Parecía un muerto a punto de resucitar. Solo, hundido en el sofá, con el televisor encendido y volumen cero. Transmitían la final de la copa mundo de fútbol. El campeón se definía entre México y Perú. Un evento antihistórico posible en gran parte por la convulsionada situación política entre Europa y Estados Unidos que sólo permitió jugar a los equipos de centro y sur América.
¿Por qué parecía muerto? ¿Por qué estaba cruzando el puente hacia el reino de los vivos? La respuesta es fácil de dar, pero requiere dar detalles que algunos pueden considerar como innecesarios o incluso grotescos.
Empecemos por su nombre. Los nombres han alcanzado un valor importante, por las razones equivocadas, en nuestras ridículas sociedades. Si alguien le da a su hijo un nombre común lo más probable es que tenga una vida común, como Pedro, por ejemplo. Un Pedro nunca sería un buen escritor. Pero es otra la historia con los Andreses o Juan Camilos que pueden llegar a ser ministros. Aunque si vamos al grano, lo definitivo es el apellido. Y el apellido de nuestro zombi es Lanzillotti, un argentino como cualquier otro, descendiente de italianos. Y el nombre, el nombre es Víctor.
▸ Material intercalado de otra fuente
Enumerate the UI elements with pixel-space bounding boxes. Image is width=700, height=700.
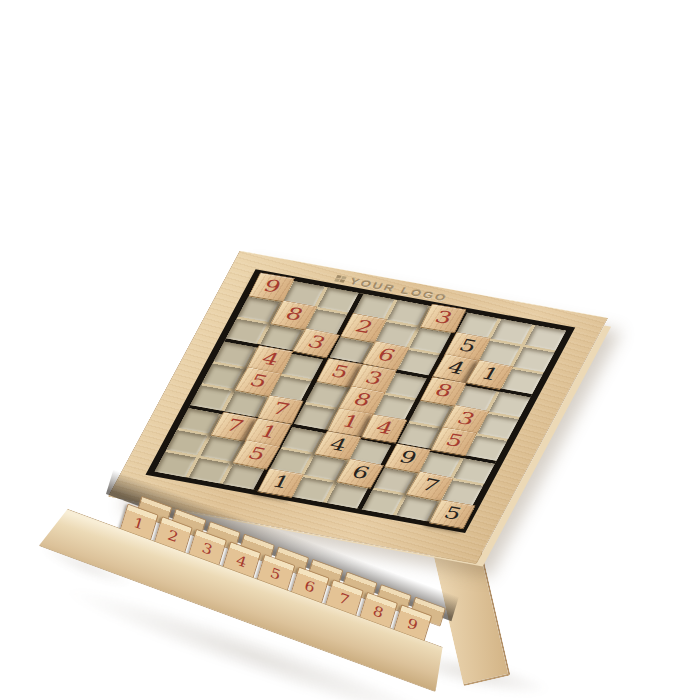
- cell-r6c6: 4: [362, 417, 403, 442]
- cell-r7c9: [454, 459, 495, 484]
- cell-r9c9: 5: [430, 502, 471, 527]
- cell-r1c6: 3: [421, 306, 462, 331]
- cell-r1c9: [525, 325, 566, 350]
- sudoku-board: YOUR LOGO 93825364145385837145714956715: [155, 275, 566, 527]
- cell-r2c9: [513, 347, 554, 372]
- product-photo-stage: YOUR LOGO 93825364145385837145714956715 …: [0, 0, 700, 700]
- cell-r3c3: 3: [294, 331, 335, 356]
- cell-r4c9: [489, 392, 530, 417]
- cell-r8c6: 6: [338, 461, 379, 486]
- cell-r8c3: 5: [234, 443, 275, 468]
- logo-mark-icon: [334, 275, 347, 283]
El apellido Lanzillotti, como cualquier cosa de procedencia argentina o italiana, no era común en Bogotá. Cuando Lanzillotti llegó por primera vez al aeropuerto El Dorado lo esperaban con un cartón que tenía escrito a mano "Lansiloti". Venía a un congreso de historia precolombina, desarrollado en conjunto por la Universidad de Los Andes y la Universidad Nacional. Este puede ser el primer misterio al que nos enfrentamos con Lanzillotti: ¿cómo un argentino pudo llegar a interesarse por la historia precolombina, cuando lo natural sería que se interesara por la historia del siglo XX europea o al menos argentina?. Cuando se lo preguntábamos Lanzillotti respondía, mirándonos a los ojos, que eran quilombos suyos, que no era tan importante, que era un laburo como cualquier otro.
En su siguiente visita a Bogotá, tres años después, Lanzillotti ya estaba convencido de que la revitalización de la seleccion argentina de fútbol sólo podía venir por medio de la comprensión de la historia y la filosofía del juego de la pelota en la América precolombina. En las conversaciones que teniamos en las cafeterias de la universidad no paraba de explicar su teoría de una mística indígena que tambien debería ser parte de la Argentina. Insistia en que ellos, los argentinos, ya habían pasado mucho tiempo actuando como inmigrantes europeos. Que los italianos al fin y al cabo también estaban jodidos y eran todos unos ladrones.
Había que reponerse del genocidio cultural, y el primer paso era el fútbol. Que querés que te diga, me dijo, me parece que los precolombinos tenían más valores, ademas jugaban al fútbol antes que los ingleses. Lo llevan en la sangre. ¿Me entendés?
Estaba loco, y el siguiente lugar en el que nos vimos fue, como era de esperarse, México DF.